Lady Hallett: Whilst Mr O’Connor is getting that document up, Mr Cain, do I understand from what you said earlier that you would defend the ten-day gap between the decision taken that there had to be a national lockdown and actually implementing that decision? Because I find that curious.

Mr Lee Cain: As I said, I think it is longer than you would like, but I think it’s important just to emphasise the amount of things that had to be done and the amount of people we had to take with us to deliver a nationwide lockdown. It’s a huge, huge undertaking. And to be honest, my understanding of government, that is government moving at a tremendous speed, which maybe says more about government than other things, but, you know, the machinery did feel like it moved quick for the machinery. But it’s long. You know, it’s definitely longer than you would hope.

Mr O’Connor: Thank you.

Let’s look here, Mr Cain, let’s not worry about the very top message, but the second one down. There is a series of four messages from Dominic Cummings to you, and I think it’s apparent that Mr Cummings is in a meeting with Boris Johnson and Rishi Sunak, and he says, first of all:

“Get in here he’s melting down.”

Before I go on, let’s just note the date. So it’s 19 March, so the Thursday of the week after that Saturday meeting that we were just discussing.

Then he says:

“Rishi saying bond markets may not fund our debt etc. He’s back to Jaws mode wank.”

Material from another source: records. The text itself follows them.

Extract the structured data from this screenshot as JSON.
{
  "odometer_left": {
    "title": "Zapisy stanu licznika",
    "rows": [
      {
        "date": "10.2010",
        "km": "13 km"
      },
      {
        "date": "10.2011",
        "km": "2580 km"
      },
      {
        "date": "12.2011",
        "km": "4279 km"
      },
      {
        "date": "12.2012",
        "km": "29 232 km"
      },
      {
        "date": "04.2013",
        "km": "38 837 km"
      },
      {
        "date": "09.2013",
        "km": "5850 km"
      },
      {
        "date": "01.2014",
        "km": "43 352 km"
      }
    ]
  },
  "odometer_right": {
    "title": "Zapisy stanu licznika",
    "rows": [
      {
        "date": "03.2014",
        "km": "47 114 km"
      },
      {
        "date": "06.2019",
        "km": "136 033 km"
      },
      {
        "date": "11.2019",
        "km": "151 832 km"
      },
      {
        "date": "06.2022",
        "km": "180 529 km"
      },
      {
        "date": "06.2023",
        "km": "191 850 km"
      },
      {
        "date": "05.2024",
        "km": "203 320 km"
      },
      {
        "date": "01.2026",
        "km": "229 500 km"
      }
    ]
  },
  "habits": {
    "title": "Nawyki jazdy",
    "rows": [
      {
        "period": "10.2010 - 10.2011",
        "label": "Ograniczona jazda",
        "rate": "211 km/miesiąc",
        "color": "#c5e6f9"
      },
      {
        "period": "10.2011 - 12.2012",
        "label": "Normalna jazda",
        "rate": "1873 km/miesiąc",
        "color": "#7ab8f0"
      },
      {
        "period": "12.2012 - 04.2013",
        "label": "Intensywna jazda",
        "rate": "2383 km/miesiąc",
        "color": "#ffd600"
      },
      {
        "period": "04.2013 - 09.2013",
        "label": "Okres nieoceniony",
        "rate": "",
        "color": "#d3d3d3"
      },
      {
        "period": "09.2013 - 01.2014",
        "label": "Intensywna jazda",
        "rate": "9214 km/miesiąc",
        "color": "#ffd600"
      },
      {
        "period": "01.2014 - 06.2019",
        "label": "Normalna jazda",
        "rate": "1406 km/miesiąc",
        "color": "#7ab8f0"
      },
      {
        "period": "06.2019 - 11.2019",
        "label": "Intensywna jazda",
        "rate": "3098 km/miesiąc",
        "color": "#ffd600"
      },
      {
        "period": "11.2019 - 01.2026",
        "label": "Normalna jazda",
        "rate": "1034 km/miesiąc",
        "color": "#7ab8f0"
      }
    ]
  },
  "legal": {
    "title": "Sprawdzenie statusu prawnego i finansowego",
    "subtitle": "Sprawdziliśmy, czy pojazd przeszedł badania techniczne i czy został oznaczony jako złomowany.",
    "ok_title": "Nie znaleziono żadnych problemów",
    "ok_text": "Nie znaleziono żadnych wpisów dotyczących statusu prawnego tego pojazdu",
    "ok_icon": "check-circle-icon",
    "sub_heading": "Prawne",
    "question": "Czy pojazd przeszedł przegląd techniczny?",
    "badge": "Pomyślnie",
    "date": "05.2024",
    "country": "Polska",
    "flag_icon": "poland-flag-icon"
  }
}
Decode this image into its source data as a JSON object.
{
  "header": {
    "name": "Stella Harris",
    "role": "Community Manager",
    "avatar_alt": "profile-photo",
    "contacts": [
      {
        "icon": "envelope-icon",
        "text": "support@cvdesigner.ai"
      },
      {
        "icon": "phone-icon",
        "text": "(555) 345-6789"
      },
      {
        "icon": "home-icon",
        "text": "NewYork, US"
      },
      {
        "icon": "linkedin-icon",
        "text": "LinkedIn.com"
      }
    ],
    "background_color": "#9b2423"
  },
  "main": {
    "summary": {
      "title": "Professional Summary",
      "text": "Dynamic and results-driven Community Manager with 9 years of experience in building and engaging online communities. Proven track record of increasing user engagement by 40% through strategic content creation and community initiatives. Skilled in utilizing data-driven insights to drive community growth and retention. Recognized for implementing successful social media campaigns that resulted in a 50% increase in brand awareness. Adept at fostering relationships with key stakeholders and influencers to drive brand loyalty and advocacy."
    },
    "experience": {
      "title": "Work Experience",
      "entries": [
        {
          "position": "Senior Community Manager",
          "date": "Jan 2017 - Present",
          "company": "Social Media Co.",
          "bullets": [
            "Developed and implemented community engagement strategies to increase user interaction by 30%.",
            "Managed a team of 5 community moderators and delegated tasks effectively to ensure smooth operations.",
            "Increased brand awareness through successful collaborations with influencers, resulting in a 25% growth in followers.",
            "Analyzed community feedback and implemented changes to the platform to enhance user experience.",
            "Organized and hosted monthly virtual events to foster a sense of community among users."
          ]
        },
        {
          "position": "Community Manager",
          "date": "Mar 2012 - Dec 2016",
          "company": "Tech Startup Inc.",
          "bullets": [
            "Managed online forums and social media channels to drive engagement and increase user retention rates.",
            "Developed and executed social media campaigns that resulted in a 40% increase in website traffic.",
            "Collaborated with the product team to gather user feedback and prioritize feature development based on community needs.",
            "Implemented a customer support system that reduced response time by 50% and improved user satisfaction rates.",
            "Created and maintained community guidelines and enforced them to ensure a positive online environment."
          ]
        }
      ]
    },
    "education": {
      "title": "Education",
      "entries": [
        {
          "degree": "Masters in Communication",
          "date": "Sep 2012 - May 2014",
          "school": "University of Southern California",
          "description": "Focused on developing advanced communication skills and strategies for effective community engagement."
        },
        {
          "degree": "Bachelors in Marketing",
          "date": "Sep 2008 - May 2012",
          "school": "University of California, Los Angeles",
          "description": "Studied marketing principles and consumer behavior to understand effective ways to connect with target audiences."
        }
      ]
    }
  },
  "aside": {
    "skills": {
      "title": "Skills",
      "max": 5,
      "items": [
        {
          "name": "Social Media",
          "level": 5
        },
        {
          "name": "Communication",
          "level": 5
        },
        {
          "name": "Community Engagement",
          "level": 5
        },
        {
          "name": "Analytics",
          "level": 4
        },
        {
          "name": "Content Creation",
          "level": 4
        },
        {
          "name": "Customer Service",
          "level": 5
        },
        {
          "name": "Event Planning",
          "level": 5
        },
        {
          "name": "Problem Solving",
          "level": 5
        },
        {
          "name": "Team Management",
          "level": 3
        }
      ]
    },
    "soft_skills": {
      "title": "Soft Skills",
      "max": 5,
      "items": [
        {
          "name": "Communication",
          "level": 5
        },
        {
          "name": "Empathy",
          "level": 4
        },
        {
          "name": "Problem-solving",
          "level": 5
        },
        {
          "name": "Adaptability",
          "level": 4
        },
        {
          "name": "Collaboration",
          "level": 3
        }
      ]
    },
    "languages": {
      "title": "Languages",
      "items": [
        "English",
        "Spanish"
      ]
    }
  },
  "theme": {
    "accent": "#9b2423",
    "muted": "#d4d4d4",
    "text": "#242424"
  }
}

What does he mean by that?

Mr Lee Cain: The PM at the time would refer to the mayor of Jaws, from the film, who wanted to keep the beaches open. I think he had a routine from previous in his career where he would use that as a joke from one of his sort of after dinner speeches, but he’d sort of said, you know, there’s more harm coming – the mayor was right all along to keep the beaches open because it would have been a long-term harm to the community. So it’s a sort of reference to that.

Counsel Inquiry: Then Mr Cummings says:

“I’ve literally said same thing ten fucking times and he still won’t absorb it. I’m exhausted just talking to him and stopping the trolley.

“I’ve had to sit here for 2 hours just to stop him saying stupid shit.”

And you say:

“I’m exhausted with him.”

There is then a gap for an hour and it may be that there was then a press conference, because you then forward a tweet about someone who perhaps was watching that press conference, saying that they were confused by what Boris Johnson has said at it, and you say as your message:

“No words.”

And then Mr Cummings says:

“what did I say – it’s only a matter of time before his babbling exposes the fact he doesn’t know what to say.”

Now, the first thing to ask you, Mr Cain – I mean, I think it’s apparent from what you’ve already said that Dominic Cummings was someone you’d worked with for some time, you clearly had a close relationship with him. Was this just chatter, was this just banter, if you like, were you just agreeing with him because he was your friend? Or did you actually mean that you were exhausted with the Prime Minister and that you were despairing, if you like, of what he was doing and saying?

Mr Lee Cain: I think anyone that’s worked with the Prime Minister for a period of time will become exhausted with him sometimes. He can be quite a challenging character to work with, just because he will oscillate, he will take a decision from the last person in the room. I think, you know, that’s pretty well documented in terms of his style of operating, and it is rather exhausting from time to time.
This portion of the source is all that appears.